Here you’ll find the results from an experiment in which newly hatched chicks were randomly allocated into six groups. Each group was given a different feed supplement. After six weeks, their weights in grams were measured.
Using the commands we’ve learned so far complete the following tasks:
- Calculate the mean and standard deviation for each group.
- Calculate the number of chicks in each group.
- Calculate a within-group z-score.
- Produce a strip chart showing each chick as an individual data point
- Calculate a 1-way ANOVA.
- Calculate Tukey’s post-hoc test (i.e. p-values for all pair-wise t-tests)
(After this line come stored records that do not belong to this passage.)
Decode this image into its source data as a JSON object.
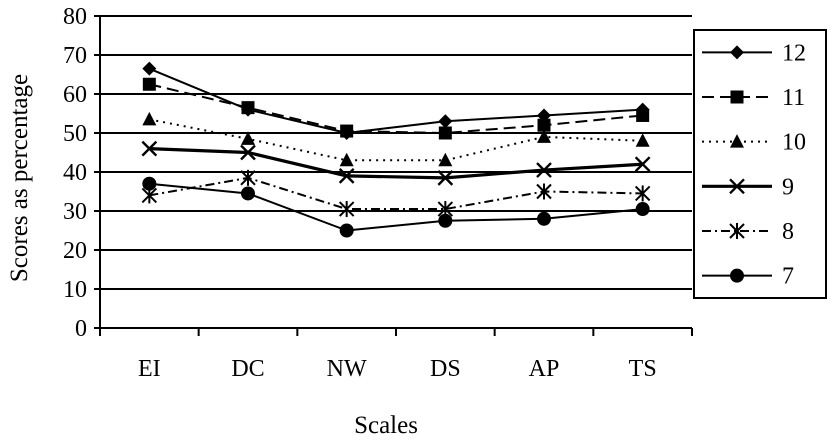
{
  "chart_data": {
    "type": "line",
    "title": "",
    "xlabel": "Scales",
    "ylabel": "Scores as percentage",
    "categories": [
      "EI",
      "DC",
      "NW",
      "DS",
      "AP",
      "TS"
    ],
    "ylim": [
      0,
      80
    ],
    "yticks": [
      0,
      10,
      20,
      30,
      40,
      50,
      60,
      70,
      80
    ],
    "grid": "horizontal",
    "legend_position": "right",
    "series": [
      {
        "name": "12",
        "marker": "diamond",
        "dash": "solid",
        "values": [
          66.5,
          56,
          50,
          53,
          54.5,
          56
        ]
      },
      {
        "name": "11",
        "marker": "square",
        "dash": "long-dash",
        "values": [
          62.5,
          56.5,
          50.5,
          50,
          52,
          54.5
        ]
      },
      {
        "name": "10",
        "marker": "triangle",
        "dash": "dotted",
        "values": [
          53.5,
          48.5,
          43,
          43,
          49,
          48
        ]
      },
      {
        "name": "9",
        "marker": "x",
        "dash": "solid-bold",
        "values": [
          46,
          45,
          39,
          38.5,
          40.5,
          42
        ]
      },
      {
        "name": "8",
        "marker": "asterisk",
        "dash": "dash-dot",
        "values": [
          34,
          38.5,
          30.5,
          30.5,
          35,
          34.5
        ]
      },
      {
        "name": "7",
        "marker": "circle",
        "dash": "solid",
        "values": [
          37,
          34.5,
          25,
          27.5,
          28,
          30.5
        ]
      }
    ]
  }
}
You’ll have to find the function to perform Tukey’s Honestly Significant differences (hsd) post-how test. The results will be as follows:
## Multiple Comparison of Means - Tukey HSD, FWER=0.05
## ==============================================================
## group1 group2 meandiff p-adj lower upper reject
## --------------------------------------------------------------
## casein horsebean -163.3833 0.001 -232.3445 -94.4222 True
## casein linseed -104.8333 0.001 -170.5852 -39.0814 True
## casein meatmeal -46.6742 0.3324 -113.9039 20.5554 False
## casein soybean -77.1548 0.0084 -140.5149 -13.7947 True
## casein sunflower 5.3333 0.9 -60.4186 71.0852 False
## horsebean linseed 58.55 0.1412 -10.4112 127.5112 False
## horsebean meatmeal 116.7091 0.001 46.3375 187.0806 True
## horsebean soybean 86.2286 0.0042 19.544 152.9132 True
## horsebean sunflower 168.7167 0.001 99.7555 237.6778 True
## linseed meatmeal 58.1591 0.1274 -9.0705 125.3887 False
## linseed soybean 27.6786 0.7679 -35.6815 91.0387 False
## linseed sunflower 110.1667 0.001 44.4148 175.9186 True
## meatmeal soybean -30.4805 0.7133 -95.3729 34.4118 False
## meatmeal sunflower 52.0076 0.2207 -15.2221 119.2372 False
## soybean sunflower 82.4881 0.0039 19.128 145.8482 True
## --------------------------------------------------------------
2.7 Wrap-up
Congratulations! So far in our journey we’ve seen a complete walk-through of two case studies. We use fairly small data sets and saw the process from importing data all the way to making some meaningful conclusions. Now that we have an overview, we’re going to zoom in on the details of what we’ve been doing in the next chapter.